There’s too much trash hereBy CATHERINE KIRK CKIRK@DDTONLINE.COM,
I love photography, especially when they are pictures taken by local photographers to show off our beautiful region. This week, local photographer John Keen shared pictures on Facebook he took Monday afternoon at the Greenville Cypress Preserve, but they were not what people expected to see. Instead of beautiful photographs of the plants and wildlife, he wound up taking several pictures of trash.
Still great pictures from a photography perspective, the images showed confetti scattering across the grounds and plants, the empty “confetti blaster” left on the ground, drink cans and cups floating in the water, and even a plastic bag with trash discarded directly in front of the entrance sign.
The cypress preserve is a place my family and I have greatly enjoyed over the years.
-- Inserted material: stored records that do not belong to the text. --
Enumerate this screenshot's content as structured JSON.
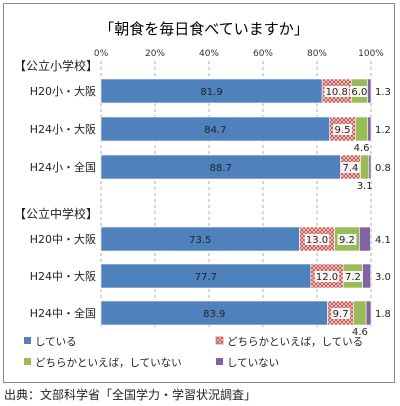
{
  "chart_data": {
    "type": "bar",
    "stacked": "percent",
    "orientation": "horizontal",
    "title": "「朝食を毎日食べていますか」",
    "xlim": [
      0,
      100
    ],
    "x_ticks": [
      "0%",
      "20%",
      "40%",
      "60%",
      "80%",
      "100%"
    ],
    "grid": "vertical dashed",
    "legend_position": "bottom",
    "groups": [
      {
        "label": "【公立小学校】",
        "categories": [
          "H20小・大阪",
          "H24小・大阪",
          "H24小・全国"
        ]
      },
      {
        "label": "【公立中学校】",
        "categories": [
          "H20中・大阪",
          "H24中・大阪",
          "H24中・全国"
        ]
      }
    ],
    "categories": [
      "H20小・大阪",
      "H24小・大阪",
      "H24小・全国",
      "H20中・大阪",
      "H24中・大阪",
      "H24中・全国"
    ],
    "series": [
      {
        "name": "している",
        "color": "#4f81bd",
        "pattern": "solid",
        "values": [
          81.9,
          84.7,
          88.7,
          73.5,
          77.7,
          83.9
        ]
      },
      {
        "name": "どちらかといえば，している",
        "color": "#d9534f",
        "pattern": "crosshatch",
        "values": [
          10.8,
          9.5,
          7.4,
          13.0,
          12.0,
          9.7
        ]
      },
      {
        "name": "どちらかといえば，していない",
        "color": "#9bbb59",
        "pattern": "solid",
        "values": [
          6.0,
          4.6,
          3.1,
          9.2,
          7.2,
          4.6
        ]
      },
      {
        "name": "していない",
        "color": "#8064a2",
        "pattern": "solid",
        "values": [
          1.3,
          1.2,
          0.8,
          4.1,
          3.0,
          1.8
        ]
      }
    ]
  },
  "source": "出典：文部科学省「全国学力・学習状況調査」"
}
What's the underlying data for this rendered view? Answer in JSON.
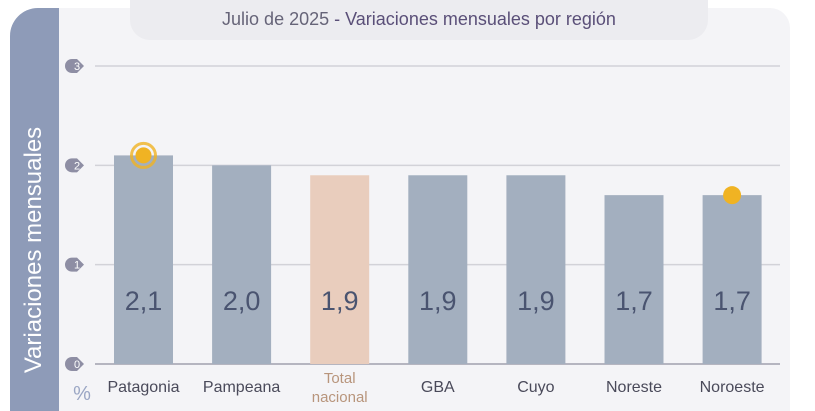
{
  "chart_data": {
    "type": "bar",
    "title_date": "Julio de 2025",
    "title_sep": " - ",
    "title": "Variaciones mensuales por región",
    "ylabel": "Variaciones  mensuales",
    "yunit": "%",
    "ylim": [
      0,
      3
    ],
    "yticks": [
      "0",
      "1",
      "2",
      "3"
    ],
    "grid": true,
    "categories": [
      "Patagonia",
      "Pampeana",
      "Total nacional",
      "GBA",
      "Cuyo",
      "Noreste",
      "Noroeste"
    ],
    "values": [
      2.1,
      2.0,
      1.9,
      1.9,
      1.9,
      1.7,
      1.7
    ],
    "value_labels": [
      "2,1",
      "2,0",
      "1,9",
      "1,9",
      "1,9",
      "1,7",
      "1,7"
    ],
    "highlight_category": "Total nacional",
    "markers": [
      {
        "category": "Patagonia",
        "style": "ring"
      },
      {
        "category": "Noroeste",
        "style": "dot"
      }
    ],
    "colors": {
      "bar": "#a3afbf",
      "highlight": "#e9cdbd",
      "highlight_text": "#b8957c",
      "marker": "#f0b323",
      "value_text": "#4a5470",
      "axis_badge": "#8e8ea4"
    }
  }
}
It’s a beautiful place that’s not too far of a drive and makes you feel as though you’re not in the city.
To see an abundance of trash left so carelessly like this upsets me. I’m mad at the thoughtlessness of those who have left this trash and I’m sad for the people who have spent so much time to create this wonderful place for residents to enjoy.
Here is something beautiful and free to enjoy and every piece of trash left behind represents how little locals appreciate it.
Keen’s photographs reminded me of an article I wrote in 2016 when more than 60 spindles were kicked out of the Bob Gramling Observation Deck. After the Greenville Cypress Preserve Trust ensured repairs were made for the safety of visitors, it was less than two weeks when vandalism struck again and a large board and several more spindles on the deck were found broken.
I often hear people complain about there being “nothing to do” in Greenville, but when we have something to do like the cypress preserve, litter is left on its pathways and the boardwalks are vandalized.
Littering is nothing new, I have seen several people casually do it. One of my childhood friend’s mom said she didn’t want trash in her car and always told us to throw our wrappings out. Because she said so, and because I was a child, I didn’t think much of it.
I’ll never forget the time I decided to toss a piece of trash out the car window of my mother’s car. Absolutely livid, my mother turned that Honda Civic around, put it in park and made me get out to look for it. While I was looking, she also made me pick up any other trash left nearby on the ground as well. Even after I got back in the car, I heard what was sure to be a record-breaking length of a lecture on why littering was wrong.
If more parents were like my mother, this city would be a lot cleaner because I can say with confidence I have never littered again.
I am accustomed to seeing trash littered in Greenville, so much so that whenever we’re in a city that isn’t riddled with litter, my husband and I always find ourselves amazed and saying things like, “Wow, this city is so clean.”
Out of sheer curiosity, I decided to count all the trash I saw on my commute home from work Monday. I knew it was likely to be a lot, but I was not prepared for just how much.
After exiting the Delta Democrat-Times, I saw more than 550 pieces of trash by the time I turned off of Broadway Street. By the time I made it home, I had counted 1,848 pieces of trash. The saddest part is I know my number is lower than what was actually there. There were times it was simply overwhelming how much trash was on the edge of the street and in ditches.
We must do better than this.
Would you leave trash scattered about in your house? I would hope not.
Greenville is our home and we need to treat it with respect.
Our city would look so much better without all of this garbage lying around. It is simply unacceptable.
I know there are littering laws and fines set in place, but are any of them ever actually enforced? Unless you catch the act on camera and can prove without a doubt who it is, it’s almost impossible for law enforcement to do anything about littering.
It is on us, the residents who live here, to do our part to keep our home clean.
I want to be proud of my home and proudly show it off to those who come to visit.
We should want to do the same for the city.